Verify the endpoint and debug the first question.
Confirm the gateway serves the ids you declared; the litellm_params.model string after openai/ must match a served id exactly. The failure ladder on a first ask(): an error demanding OPENAI_API_KEY means some slot is still on its default model with no config attached; find which of llm, summary_llm, and agent_llm you did not move. A 401 from the gateway is the api_key inside litellm_params. A router error about an unknown model means Settings.llm does not match any model_name in the list. Failures during indexing rather than answering point at the embedding setting or PDF parsing, not chat routing. One question fans out into many summary calls plus agent steps plus the final answer, so after the first successful run, the APIsRouter console's per-request view shows the slot split in real tokens. That is the number to watch as the library grows, because summary volume scales with retrieved evidence, not with question count alone.
curl -s https://api.apisrouter.com/v1/models \
-H "Authorization: Bearer $APISROUTER_API_KEY" | head -50FAQ
How does paper-qa support a custom OpenAI-compatible base URL?
Through its LiteLLM router configs: each of llm_config, summary_llm_config, and agent_llm_config accepts a model_list whose litellm_params include api_base and api_key.
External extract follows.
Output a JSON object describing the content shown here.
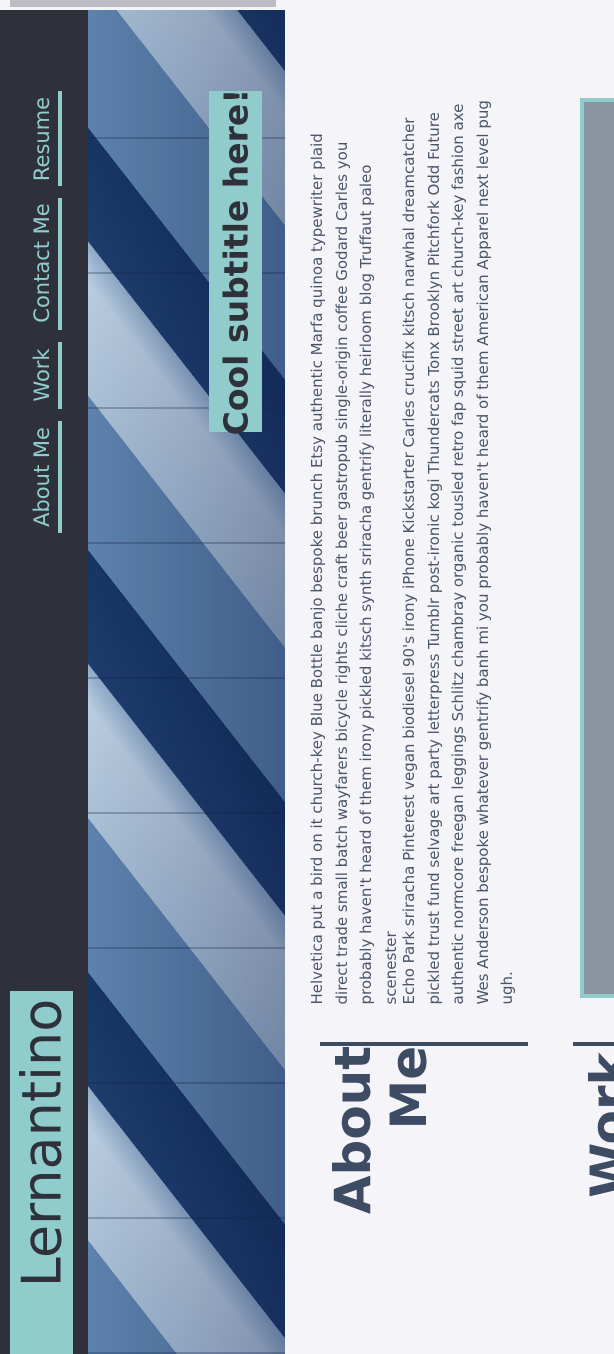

This is the same documented pattern paper-qa uses for locally hosted OpenAI-compatible servers, pointed at a gateway URL instead.
Can the answer and summary models come from different vendors?
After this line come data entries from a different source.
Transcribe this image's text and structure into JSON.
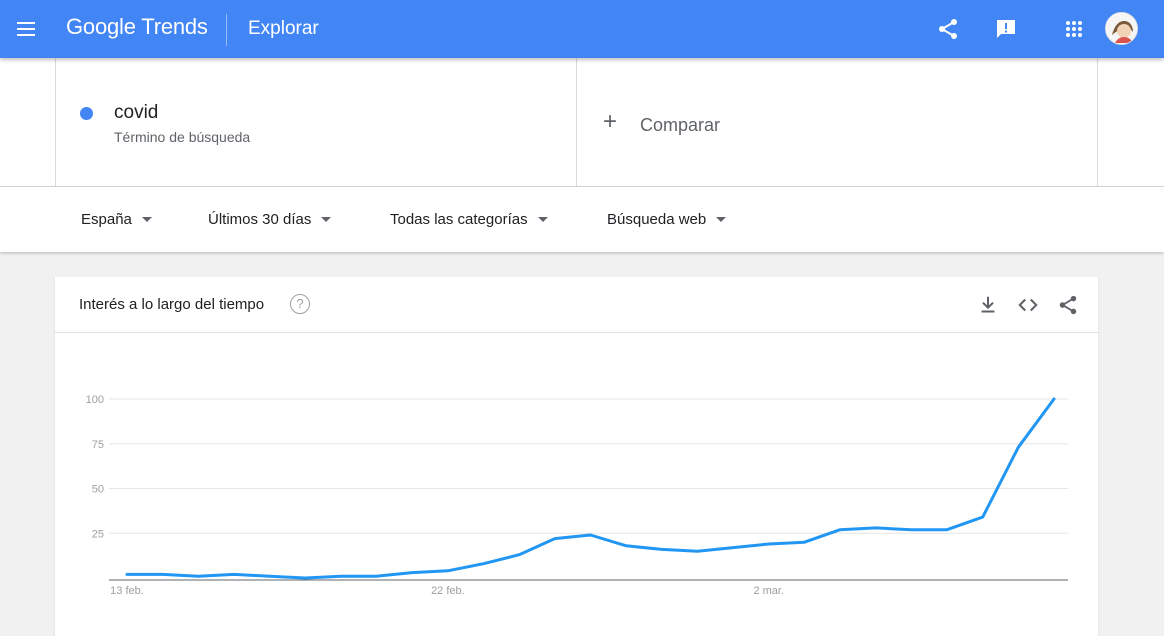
{
  "header": {
    "logo_google": "Google",
    "logo_trends": "Trends",
    "page_title": "Explorar"
  },
  "search": {
    "term": "covid",
    "term_type": "Término de búsqueda",
    "term_color": "#4285f4",
    "compare_label": "Comparar"
  },
  "filters": {
    "region": "España",
    "time_range": "Últimos 30 días",
    "category": "Todas las categorías",
    "search_type": "Búsqueda web"
  },
  "card": {
    "title": "Interés a lo largo del tiempo",
    "help_symbol": "?"
  },
  "chart_data": {
    "type": "line",
    "title": "",
    "xlabel": "",
    "ylabel": "",
    "ylim": [
      0,
      100
    ],
    "y_ticks": [
      "100",
      "75",
      "50",
      "25"
    ],
    "x_ticks": [
      {
        "index": 0,
        "label": "13 feb."
      },
      {
        "index": 9,
        "label": "22 feb."
      },
      {
        "index": 18,
        "label": "2 mar."
      }
    ],
    "grid": true,
    "series": [
      {
        "color": "#2196f3",
        "values": [
          2,
          2,
          1,
          2,
          1,
          0,
          1,
          1,
          3,
          4,
          8,
          13,
          22,
          24,
          18,
          16,
          15,
          17,
          19,
          20,
          27,
          28,
          27,
          27,
          34,
          73,
          100
        ]
      }
    ]
  }
}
Yes. Each slot pairs a model name with its own config, so a fast Claude id can summarize evidence while GPT-5.5 or Gemini writes the final answer, all through one api_base and one key. Declare one model_list entry per id and reference them per slot.
Do I need to change the embedding model too?
No, and usually you should not in the same step. The embedding setting is independent of the chat slots, and switching embedding models invalidates your existing vector index. If you lack a key for the default embedding, set embedding explicitly or use local sentence-transformers with the st- prefix.
What is the agent_llm slot and does it need the config too?
agent_llm, inside AgentSettings, drives tool selection: when to search, gather evidence, or answer. It defaults to an OpenAI model like the other slots, so attach agent_llm_config with the same gateway dict or it will still try to route to the default provider.
Why does paper-qa still ask for OPENAI_API_KEY after my override?
At least one slot is still on its default model with no router config attached. Check llm, summary_llm, and agent_llm plus their _config fields; the error names the model it tried to call, which identifies the slot you missed.
Does this work from the pqa CLI as well as Python?
The CLI exposes the same settings surface, but for gateway routing the Python path is the practical one: router dicts are awkward as command-line flags, and a Settings object logged next to results makes research runs reproducible.